Hub and spoke traditional systems still hold sway only in the old South, so maybe you move away then move back, on and on in some succession of tentative pokes at the outside world, testing its limits against your own, with some sort of ‘breakthrough’ more to be feared than welcomed. This is possible largely because most ‘outsiders’ don’t especially want to move there in the first place, though that’s changing. Little by little the restless mobile virtual America is taking over, allowing people the freedom to fail without being subject to ridicule ‘back home’, simply because there is nothing there. Killers go berserk to seize their moment of fame simply because that’s all there is left in a virtual world, a body count and ads sold. In Mississippi everybody still knows everybody, and you can go back and find your best friend still sitting in the same old comfy chair you left him in ten years ago, older Budweiser. This conveys a certain responsibility upon all parties involved, kinda’ like village Communism, rule by jealousy and judgment.
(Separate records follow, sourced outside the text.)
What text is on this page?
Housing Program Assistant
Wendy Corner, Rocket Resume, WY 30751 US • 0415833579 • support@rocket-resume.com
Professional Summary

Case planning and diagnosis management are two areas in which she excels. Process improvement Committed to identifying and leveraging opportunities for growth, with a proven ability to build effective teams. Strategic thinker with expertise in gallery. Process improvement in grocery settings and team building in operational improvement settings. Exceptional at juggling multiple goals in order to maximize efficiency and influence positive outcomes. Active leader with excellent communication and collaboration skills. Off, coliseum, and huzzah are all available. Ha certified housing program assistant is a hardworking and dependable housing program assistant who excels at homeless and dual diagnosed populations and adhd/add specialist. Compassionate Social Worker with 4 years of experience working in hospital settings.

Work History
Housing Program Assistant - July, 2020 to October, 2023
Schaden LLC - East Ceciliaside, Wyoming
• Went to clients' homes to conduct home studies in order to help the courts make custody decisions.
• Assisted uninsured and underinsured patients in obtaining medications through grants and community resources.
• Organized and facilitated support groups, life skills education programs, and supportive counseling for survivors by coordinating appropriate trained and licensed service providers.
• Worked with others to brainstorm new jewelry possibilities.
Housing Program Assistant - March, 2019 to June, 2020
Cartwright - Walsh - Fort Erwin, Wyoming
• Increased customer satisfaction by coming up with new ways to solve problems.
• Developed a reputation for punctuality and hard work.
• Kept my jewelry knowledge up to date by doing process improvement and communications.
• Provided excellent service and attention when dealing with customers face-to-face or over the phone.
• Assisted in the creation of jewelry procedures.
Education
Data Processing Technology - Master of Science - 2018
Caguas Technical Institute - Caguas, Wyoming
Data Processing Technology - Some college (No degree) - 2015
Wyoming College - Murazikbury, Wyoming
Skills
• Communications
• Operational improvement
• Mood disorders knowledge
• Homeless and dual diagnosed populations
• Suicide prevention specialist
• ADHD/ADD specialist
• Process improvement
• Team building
But that’s still the dark side. This is not N’awlins, long drowning in the swamp, choked on its French roots and its Spanish moss, and Mississippi’s maybe a little too close to home. That’s the hand I was dealt, after all, not the one I chose. I still love it, of course, but with the love of family, not the love of spouse. I’m not Asian, my wife keeps reminding me. I’m American, forever young and rebelliousness by definition. After many trial runs, Flagstaff was the home I chose, or at least the US ‘home base’. It’s a dry cold. After ten years of semi-residence, I still keep a mailbox and a storage unit and a contingent of safe havens and various unresolved projects. Welcome to my world. After many more geodesic meanderings and tentative pokes and partial penetrations of South America, the elliptical orbits began to center around some ‘strange attractor’ in Asia. This took the form of a little brown-haired brown-eyed girl that could figure out a way to be a pain in the butt to the statue of Lincoln, all the while propping him up with enough faith and courage to keep coming around for more, though not enough to ever feel totally fat and sassy. I stay hungry. Who really knows what ol’ Abe is doing when not looking honest for the tourists, anyway? Scratching that pain in his butt, probably.

Well, the girl and I tied knots, literally wrapped at the wrist in white twine, and that meant that Thailand was to be the home I inherited, albeit with conditions. Chaotic love keeps you in random orbits that only appear normal when averaged. Call it the ‘flutter-by’ effect, related to the inverse ‘squared squared’ law of love in chaos, in which gravitational love is felt in direct proportion to the square of the distance from the source, not the opposite as in classical physics. Any closer and you crash on the rocks of bankruptcy and dependence; any farther and you drift into the ether, attached only in memory. The moon is slowly drifting away, after all. We just tend not to notice. It looks to be the same size as the Sun. That will change. This is a quantum world, after all, contrary to common sense, where familiarity breeds contempt, and everything is the opposite of what it seems. Your beer-drinking good-time buddies are the people who hold you back and you rely on the kindness of strangers to accept you at face value, your own best face. Only a few friends transcend the ordinary back-slap of gratuitous condescension and become a surrogate family, still there when the old man’s long gone and old age is coming on. This is my America, positively Fourth Street. Every city’s got one.